Configuration of persisted reconstruction for ion data

assigned to @mveghel

HI @mveghel. Apologies for the wild ping, someone gave me your name . I hope my description is understandable, let me know if you need anything.

No worries! I'll be on it :)

@baudurie for the Velo tracks, you need just forward or also backward?

One thing I should warn about, if we persist fitted Velo tracks, these tracks will be inconsistent with how the PVs are formed, which use unfitted Velo tracks. Persisting both fitted and unfitted Velo tracks seems to me to go too far. So for consistency I would still advice unfitted Velo tracks + persisting VP hits. Should we go with that?

But these tracks are not used for refitting the PVs. At least this is what @baudurie told me explicitly (otherwise I agree it would not make sense). Also, they should be all Velo tracks, and not just tracks used to make PVs (unless this changed lately) (?)
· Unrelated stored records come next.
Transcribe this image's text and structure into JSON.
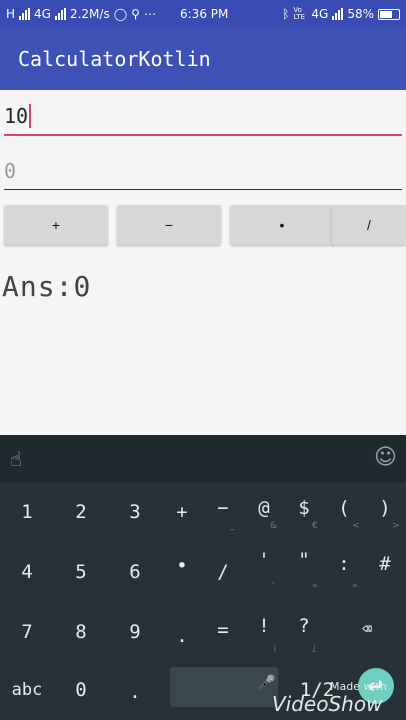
{
  "status_bar": {
    "network_label": "H",
    "network_type": "4G",
    "speed": "2.2M/s",
    "time": "6:36 PM",
    "volte": "Vo LTE",
    "network_type_2": "4G",
    "battery_percent": "58%"
  },
  "app_bar": {
    "title": "CalculatorKotlin"
  },
  "inputs": {
    "first_value": "10",
    "second_placeholder": "0"
  },
  "operators": [
    "+",
    "−",
    "•",
    "/"
  ],
  "answer": {
    "label": "Ans",
    "separator": ":",
    "value": "0"
  },
  "keyboard": {
    "rows": [
      [
        {
          "label": "1"
        },
        {
          "label": "2"
        },
        {
          "label": "3"
        },
        {
          "label": "+"
        },
        {
          "label": "−",
          "sub": "_"
        },
        {
          "label": "@",
          "sub": "&"
        },
        {
          "label": "$",
          "sub": "€"
        },
        {
          "label": "(",
          "sub": "<"
        },
        {
          "label": ")",
          "sub": ">"
        }
      ],
      [
        {
          "label": "4"
        },
        {
          "label": "5"
        },
        {
          "label": "6"
        },
        {
          "label": "•"
        },
        {
          "label": "/"
        },
        {
          "label": "'",
          "sub": "‘"
        },
        {
          "label": "\"",
          "sub": "«"
        },
        {
          "label": ":",
          "sub": "»"
        },
        {
          "label": "#"
        }
      ],
      [
        {
          "label": "7"
        },
        {
          "label": "8"
        },
        {
          "label": "9"
        },
        {
          "label": "."
        },
        {
          "label": "="
        },
        {
          "label": "!",
          "sub": "¡"
        },
        {
          "label": "?",
          "sub": "¿"
        }
      ]
    ],
    "bottom_row": {
      "abc": "abc",
      "zero": "0",
      "dot": ".",
      "fraction": "1/2"
    }
  },
  "watermark": {
    "made_with": "Made with",
    "brand": "VideoShow"
  }
}
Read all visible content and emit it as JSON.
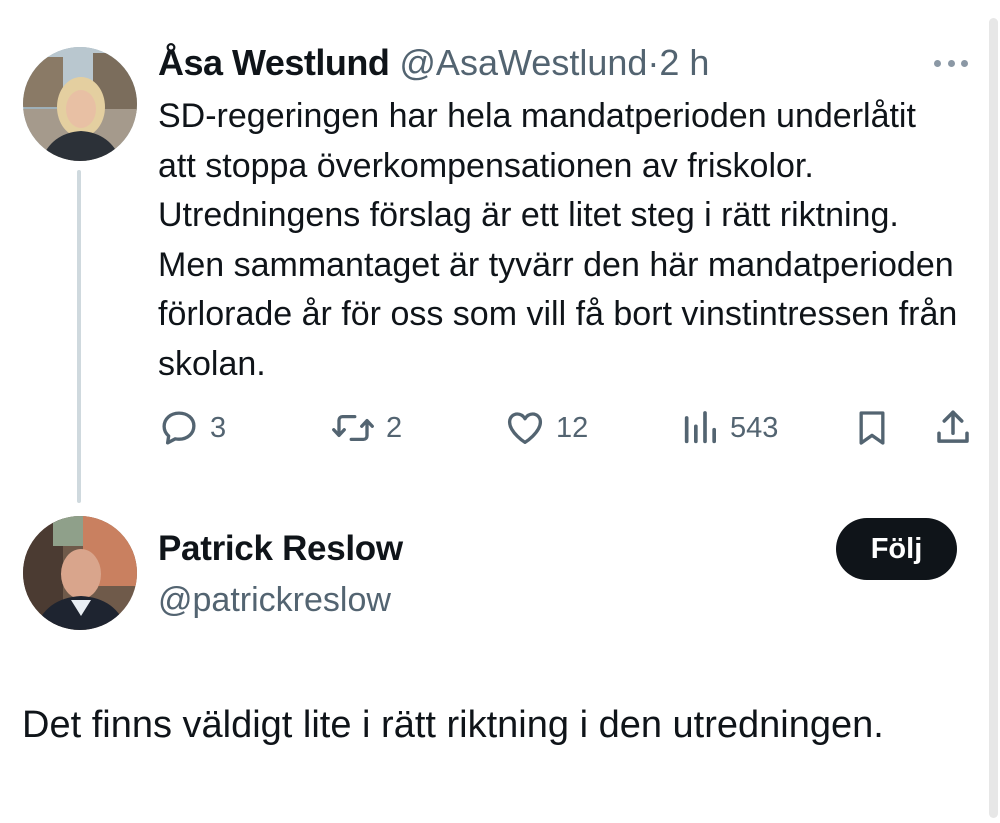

They are all Velo tracks (that was not clear indeed in the above message, adapted it).

@decianm, correct. These tracks are used only as a proxy for multiplicity. @mveghel, ideally both for physics reasons (correlations, anti-correlation etc.).

Okay, but then the tracks that are used to build PVs are not persisted anymore. Something we do currently persist for pp.

Yep got it. Give me just the day to confirm with IFT analysts that we don't need these tracks (we do need their numbers, however, the PVNTracks variable I assume).

@mveghel, thanks for insisting. After discussing with analysts working on multiplicity measurement (cc @oboenteg), they actually would favor your option: VELO tracks used to fit the PV are best for these kinds of analyses.

As I understand, the other VELO tracks (the so-called fitted ?) are not pointing to the vertex for the most part and are probably not needed.

Just to repeat myself, we can't persist VP hits at the moment. Although there is ongoing work towards it, it will take few weeks at least until it's ready. If you intend to refit Velo tracks offline, please add VP raw banks to your lines.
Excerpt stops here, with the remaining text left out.